Imagine this. I’m negotiating with my first real freelancer and a client I’ve just won all by myself. The objective is to find a pay rate the freelancer is happy with; a margin that we are happy with and a charge out rate that the client is happy with.
Rule #1: always anticipate each possible scenario in the negotiation and have a clear response for each one.
Mike sat down with me and we did this. He asked questions that made me explore the possible things both the client and the freelancer might say and then decide how I would respond in each case. Ready to go then!
Rule #2: if something comes up you haven’t planned for, especially if it involves money, ask for a “time out”.
Got a rate from the contractor; add our margin (plus a bit more) and present it to the client. Client says he wants to pay less (anticipated) so I suggest a figure which gives us our margin; client asks for a bit more off (anticipated) I suggest we keep the rate the same but take a reduced margin on any overtime worked (we know there’s going to be some). Client agrees.
Back to the contractor. Suggest he has to take a lower rate (ever hopeful); contractor counters by saying he has just been offered another role and he wants more money not less (totally unexpected). I ask him how much he wants and tell him he can have it (epic fail).
What I should have done was say I needed a few minutes and I would get back to him obviously better prepared. I didn’t and so Mike had to get the sales director’s permission to do this sub-standard deal. Egg on faces; mostly mine!
Rule #3: make sure all the details are nailed down before you give a firm “yes”.
I suggested we go back to the client and try and get some more money.
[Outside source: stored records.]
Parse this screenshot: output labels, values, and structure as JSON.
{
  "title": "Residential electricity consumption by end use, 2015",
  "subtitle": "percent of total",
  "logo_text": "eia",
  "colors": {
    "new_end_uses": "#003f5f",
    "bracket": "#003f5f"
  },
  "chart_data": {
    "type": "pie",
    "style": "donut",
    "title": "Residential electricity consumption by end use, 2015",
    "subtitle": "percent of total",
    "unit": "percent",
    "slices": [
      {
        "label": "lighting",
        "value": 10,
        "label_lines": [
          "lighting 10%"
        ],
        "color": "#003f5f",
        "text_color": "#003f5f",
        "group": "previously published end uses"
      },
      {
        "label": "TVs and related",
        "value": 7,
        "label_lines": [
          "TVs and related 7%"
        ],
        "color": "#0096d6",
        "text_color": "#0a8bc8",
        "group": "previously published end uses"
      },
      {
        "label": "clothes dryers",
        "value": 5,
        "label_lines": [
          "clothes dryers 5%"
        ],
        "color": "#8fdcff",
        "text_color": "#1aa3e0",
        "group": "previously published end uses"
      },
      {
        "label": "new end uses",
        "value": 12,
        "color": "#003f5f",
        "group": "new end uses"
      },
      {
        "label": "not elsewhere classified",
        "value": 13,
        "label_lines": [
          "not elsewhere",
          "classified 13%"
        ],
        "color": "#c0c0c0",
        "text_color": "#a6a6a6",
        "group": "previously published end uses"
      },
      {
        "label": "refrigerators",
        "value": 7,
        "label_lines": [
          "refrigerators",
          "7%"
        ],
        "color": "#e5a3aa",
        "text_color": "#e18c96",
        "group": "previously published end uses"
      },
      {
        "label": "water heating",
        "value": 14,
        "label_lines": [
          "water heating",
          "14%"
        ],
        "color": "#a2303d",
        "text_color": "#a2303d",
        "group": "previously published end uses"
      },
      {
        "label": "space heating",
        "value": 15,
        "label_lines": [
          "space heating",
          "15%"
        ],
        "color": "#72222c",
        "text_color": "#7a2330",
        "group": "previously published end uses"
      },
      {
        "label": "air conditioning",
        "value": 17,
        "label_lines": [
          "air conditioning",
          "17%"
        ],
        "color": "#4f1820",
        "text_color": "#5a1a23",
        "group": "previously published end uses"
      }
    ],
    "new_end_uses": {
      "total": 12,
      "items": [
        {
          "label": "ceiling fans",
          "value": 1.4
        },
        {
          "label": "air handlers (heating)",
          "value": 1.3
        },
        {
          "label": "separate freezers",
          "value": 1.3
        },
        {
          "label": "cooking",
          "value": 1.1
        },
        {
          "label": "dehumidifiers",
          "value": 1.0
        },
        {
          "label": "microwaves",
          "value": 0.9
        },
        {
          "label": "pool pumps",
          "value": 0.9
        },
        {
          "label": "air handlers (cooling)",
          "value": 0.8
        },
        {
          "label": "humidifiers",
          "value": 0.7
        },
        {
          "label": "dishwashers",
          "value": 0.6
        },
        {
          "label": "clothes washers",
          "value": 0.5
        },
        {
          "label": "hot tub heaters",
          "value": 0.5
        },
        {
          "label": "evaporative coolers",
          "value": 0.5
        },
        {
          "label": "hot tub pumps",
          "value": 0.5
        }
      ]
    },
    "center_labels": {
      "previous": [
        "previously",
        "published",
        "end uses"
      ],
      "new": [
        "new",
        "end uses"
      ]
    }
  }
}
Mike said that was understandable and we might even get it but we’d made a deal and we had to stick to it. His belief was going back on deals was bad for your reputation and should be avoided.
My mistake was giving the client a firm “yes” before I’d closed the deal down with the freelancer. If I hadn’t done this I could have gone back for more money since the freelancer had changed the rules. Well you live and learn I suppose.
From that day onwards I have tried to follow these 3 simple rules and most of my howling negotiation cock-ups have arisen because I broke them.